A Questão 4 submetida a referendo em Massachusetts, propondo ampla descriminalização de substâncias psicodélicas no estado progressista, saiu derrotada da eleição nos EUA. Com 89% dos votos apurados, o “não” contava 56,9% de apoio e o “sim”, 43,1%, resultado irreversível.
Josh Hardman, do boletim Psychedelic Alpha, registra a interpretação preliminar de que a proposta pode ter sido vítima de sua natureza dupla, ao mesclar a introdução gradual de serviços psicodélicos credenciados com descriminalização de posse e cultivo pessoal. Massachusetts, com isso, não se tornou o terceiro estado a legalizar drogas como a psilocibina, ao lado de Oregon e Colorado.

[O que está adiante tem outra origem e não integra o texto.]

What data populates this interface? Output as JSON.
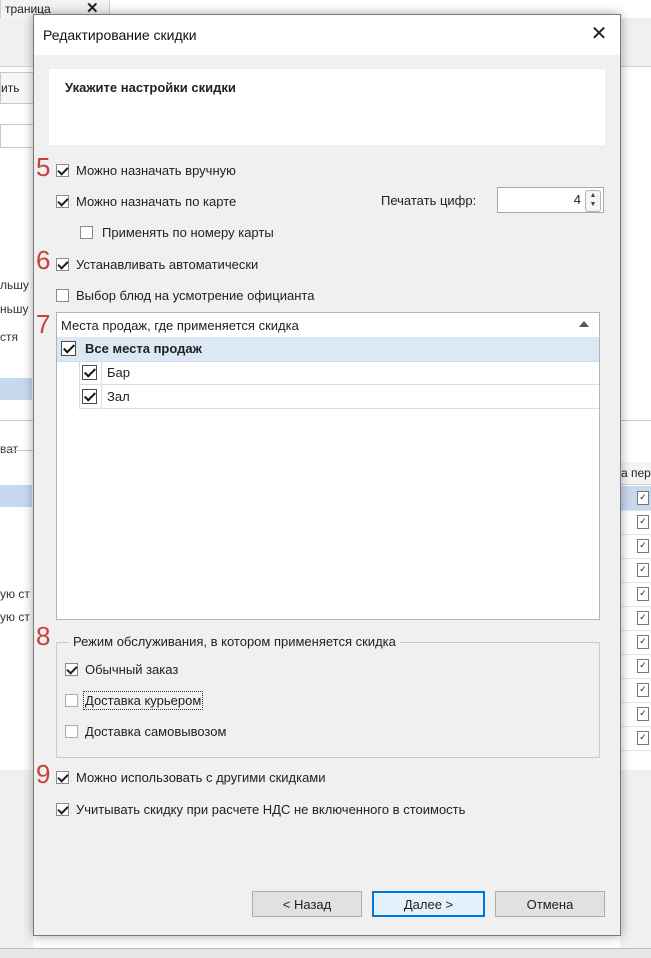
{
  "background": {
    "tab_label": "траница",
    "tab_close": "✕",
    "button_label": "ить",
    "texts": [
      "льшу",
      "ньшу",
      "стя",
      "ват",
      "ую ст",
      "ую ст"
    ],
    "right_header": "а пер"
  },
  "dialog": {
    "title": "Редактирование скидки",
    "close_glyph": "✕",
    "header": "Укажите настройки скидки",
    "step_markers": [
      "5",
      "6",
      "7",
      "8",
      "9"
    ],
    "options": {
      "manual": {
        "label": "Можно назначать вручную",
        "checked": true
      },
      "by_card": {
        "label": "Можно назначать по карте",
        "checked": true
      },
      "by_card_number": {
        "label": "Применять по номеру карты",
        "checked": false
      },
      "auto": {
        "label": "Устанавливать автоматически",
        "checked": true
      },
      "waiter_choice": {
        "label": "Выбор блюд на усмотрение официанта",
        "checked": false
      }
    },
    "print_digits": {
      "label": "Печатать цифр:",
      "value": "4"
    },
    "places": {
      "title": "Места продаж, где применяется скидка",
      "all": {
        "label": "Все места продаж",
        "checked": true
      },
      "items": [
        {
          "label": "Бар",
          "checked": true
        },
        {
          "label": "Зал",
          "checked": true
        }
      ]
    },
    "service_modes": {
      "title": "Режим обслуживания, в котором применяется скидка",
      "items": [
        {
          "label": "Обычный заказ",
          "checked": true
        },
        {
          "label": "Доставка курьером",
          "checked": false
        },
        {
          "label": "Доставка самовывозом",
          "checked": false
        }
      ]
    },
    "combine": {
      "label": "Можно использовать с другими скидками",
      "checked": true
    },
    "vat": {
      "label": "Учитывать скидку при расчете НДС не включенного в стоимость",
      "checked": true
    },
    "buttons": {
      "back": "< Назад",
      "next": "Далее >",
      "cancel": "Отмена"
    }
  }
}
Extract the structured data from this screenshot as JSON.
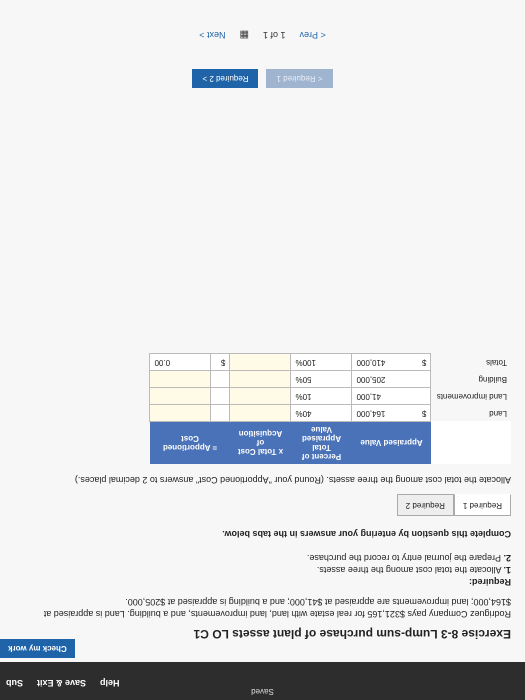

Em realidade, o projeto de legislação submetido a consulta popular no estado que tem Boston como capital ia bem além das normas aprovadas em Oregon (2020) e Colorado (2022).
No primeiro, só serviços de psilocibina (cogumelos “mágicos”) ficaram autorizados pela Medida 109. Outra proposta aprovada há quatro anos (Medida 110) descriminalizava a posse de todas as drogas, mas foi revertida em 2024 após reação pública ao consumo descontrolado em ruas de cidades como Portland.
No Colorado, a nova norma permite que usuários mantenham e até cultivem cogumelos do gênero Psilocybe. Não só para consumo individual, mas também em quantidade suficiente para doar a conhecidos.
Em Massachusetts, se a Lei de Substâncias Naturais Psicodélicas tivesse sido aprovada, ocorreria a descriminalização de quaisquer produtos derivados de plantas e fungos. Não seriam legalizados, contudo, psicodélicos sintéticos como LSD e MDMA (ecstasy).
No caso da dimetiltriptamina (DMT) da ayahuasca e da psilocibina de cogumelos, ninguém seria preso ou processado por deter até 1 grama desses psicodélicos. A mesma regra valeria para 18 g de mescalina, do cacto peiote, e 30 g de ibogaína, composto da planta africana Tabernanthe iboga que vem sendo usado com sucesso contra dependência química.
A Questão 4 continha ainda provisão para o cultivo legalizado dos vegetais ou fungos. Quem desejasse fazê-lo ficaria restrito a plantá-los em áreas de no máximo 13 m2, só para uso pessoal, não revenda.
Pesquisas de opinião em outubro ainda davam empate técnico entre eleitores contra e a favor, mas o voto popular desequilibrou a balança em favor do status quo proibicionista. Ao que parece, o componente da descriminalização fomentou o temor de que se instalasse um comércio clandestino das substâncias alteradoras da consciência.
Em oposição à Questão 4 se levantaram vozes influentes, como a Sociedade de Psiquiatria de Massachusetts e o jornal The Boston Globe, que publicou editorial recomendando votar contra. Houve também divisões entre grupos antiproibicionistas, e alguns militantes desse campo passaram a criticar a proposta.
Consuma-se, assim mais um revés na série que tem minado o otimismo anterior com o potencial terapêutico de substâncias psicodélicas desde meados deste ano. Fica adiada a esperança de veteranos de guerra dos EUA com uma alternativa inovadora de tratamento ao transtorno de estresse pós-traumático (TEPT).
A pesquisa clínica, entretanto, segue em frente, com a publicação de dezenas de estudos científicos nos EUA (onde muitos conservadores os apoiam), na Europa e no Brasil. E estão a favor dela apoiadores de Trump, como Elon Musk, Peter Thiel e Robert F. Kennedy Junior, portanto não parece que o tema vá sair da pauta tão cedo.